Imprese italiane: poca trasparenza sul web

di Rosaria Barrile -

L’analisi “Webranking” condotta da Lundquist promuove solo Sace e Granarolo su 50 società valutate per la loro capacità di comunicazione attraverso i siti aziendali

Cresce l’attenzione da parte delle grandi imprese italiane non quotate per i canali di comunicazione digitale ma la trasparenza e l’apertura restano ancora modeste.

Ad affermarlo è l’analisi Webranking, condotta daLundquist, che in Italia promuove solo due società sulle 50 valutate: si tratta di Sace e Granarolo che hanno superato il 50% del punteggio massimo (ottenendo più di 40 punti su un totale di 80).

In questa seconda edizione del rapporto, ben 35 aziende sono state bocciate (punteggio inferiore al 30%) mentre le altre 13 aziende hanno ottenuto tra il 30% e il 50% del punteggio. In termini di classifica, Sace (41,4 punti su 80) si aggiudica il primo posto, seguita da Granarolo (40,7) e da Poste Italiane (39) che era stata valutata prima della sua quotazione avvenuta il 27 ottobre.

Più in generale, i risultati 2015 confermano il trend dello scorso anno. I punteggi più elevati sono stati raggiunti solo in alcuni dei parametri analizzati tra cui la presentazione dell’azienda (valori, storia, aree di business), la presenza sui social media e l’attenzione al mobile.

Nonostante un netto miglioramento, l’area delle informazioni finanziarie resta una delle più deboli. Ancora oggi il 58% dei siti aziendali analizzati non fornisce l’ultimo bilancio, il 78% tace sulla strategia di crescita del gruppo e l’80% non presenta i dati finanziari di base (come fatturato e Ebitda) nelle pagine del sito.
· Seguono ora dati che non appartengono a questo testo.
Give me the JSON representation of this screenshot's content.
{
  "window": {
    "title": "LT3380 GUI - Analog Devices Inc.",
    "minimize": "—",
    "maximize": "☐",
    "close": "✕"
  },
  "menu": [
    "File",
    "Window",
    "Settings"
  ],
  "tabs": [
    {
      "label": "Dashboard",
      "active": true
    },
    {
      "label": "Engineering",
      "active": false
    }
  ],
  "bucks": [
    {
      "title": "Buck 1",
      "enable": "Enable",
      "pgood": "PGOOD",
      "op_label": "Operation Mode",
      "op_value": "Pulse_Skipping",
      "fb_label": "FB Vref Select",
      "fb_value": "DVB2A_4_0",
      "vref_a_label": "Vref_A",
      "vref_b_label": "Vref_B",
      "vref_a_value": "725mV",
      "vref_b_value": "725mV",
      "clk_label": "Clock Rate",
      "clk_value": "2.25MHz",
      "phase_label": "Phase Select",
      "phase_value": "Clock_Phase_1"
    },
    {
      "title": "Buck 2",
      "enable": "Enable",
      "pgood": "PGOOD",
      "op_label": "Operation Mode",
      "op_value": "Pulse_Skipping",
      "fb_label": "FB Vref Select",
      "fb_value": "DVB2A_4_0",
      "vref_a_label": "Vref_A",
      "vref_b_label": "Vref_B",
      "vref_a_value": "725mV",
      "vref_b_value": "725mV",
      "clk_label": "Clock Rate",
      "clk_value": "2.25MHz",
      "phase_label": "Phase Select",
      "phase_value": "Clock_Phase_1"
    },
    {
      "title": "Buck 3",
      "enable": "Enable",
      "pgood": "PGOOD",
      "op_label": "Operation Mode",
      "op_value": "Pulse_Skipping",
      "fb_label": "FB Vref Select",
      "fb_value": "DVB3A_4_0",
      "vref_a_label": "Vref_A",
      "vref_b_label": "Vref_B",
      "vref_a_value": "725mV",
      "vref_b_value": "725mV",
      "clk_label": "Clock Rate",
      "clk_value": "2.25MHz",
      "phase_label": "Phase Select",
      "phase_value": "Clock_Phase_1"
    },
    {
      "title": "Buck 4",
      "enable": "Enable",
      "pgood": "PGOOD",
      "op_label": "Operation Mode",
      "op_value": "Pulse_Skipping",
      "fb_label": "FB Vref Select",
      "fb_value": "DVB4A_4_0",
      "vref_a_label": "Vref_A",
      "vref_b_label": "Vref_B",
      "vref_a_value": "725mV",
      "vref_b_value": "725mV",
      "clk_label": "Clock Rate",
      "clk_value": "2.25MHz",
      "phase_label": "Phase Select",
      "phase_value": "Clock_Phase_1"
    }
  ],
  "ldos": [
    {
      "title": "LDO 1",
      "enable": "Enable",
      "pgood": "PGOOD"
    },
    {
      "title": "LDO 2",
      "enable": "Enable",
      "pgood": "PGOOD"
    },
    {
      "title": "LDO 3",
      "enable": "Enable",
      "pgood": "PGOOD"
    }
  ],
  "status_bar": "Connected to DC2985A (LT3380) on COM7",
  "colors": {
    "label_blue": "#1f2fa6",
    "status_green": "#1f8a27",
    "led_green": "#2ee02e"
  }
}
Occorre tuttavia sottolineare che, un anno fa, solo il 37% delle aziende aveva pubblicato il proprio bilancio e il 14% presentava una strategia di crescita aziendale.

Le aziende italiane sono ferme anche nella comunicazione indirizzata a chi cerca lavoro (solo il 56% comunica le posizioni aperte) e solo il 30% delle imprese provvede a pubblicare il bilancio di sostenibilità. Un risultato ancora contenuto ma in deciso miglioramento rispetto al 16% di un anno fa.

Se si guarda ad altre voci emerge tuttavia la scarsa propensione a “raccontarsi” da parte delle aziende non quotate: solo il 34% presenta sul suo sito gli investimenti in ricerca e sviluppo mentre un risicato 14% pubblica i propri dati ambientali. In ambito Csr solo il 10% fornisce i contatti delle persone o dello staff dedicato.

Si conferma inoltre deludente il dato relativo alle aziende sinonimo del made in Italy nel mondo: quelle appartenenti ai settori alimentare e moda. Ma, mentre il food, anche grazie alle buone performance di società come Granarolo, ha migliorato il proprio punteggio (22,2%), il settore moda con l’11,1 % si conferma largamente al di sotto della media del resto del campione (pari al 25,9%).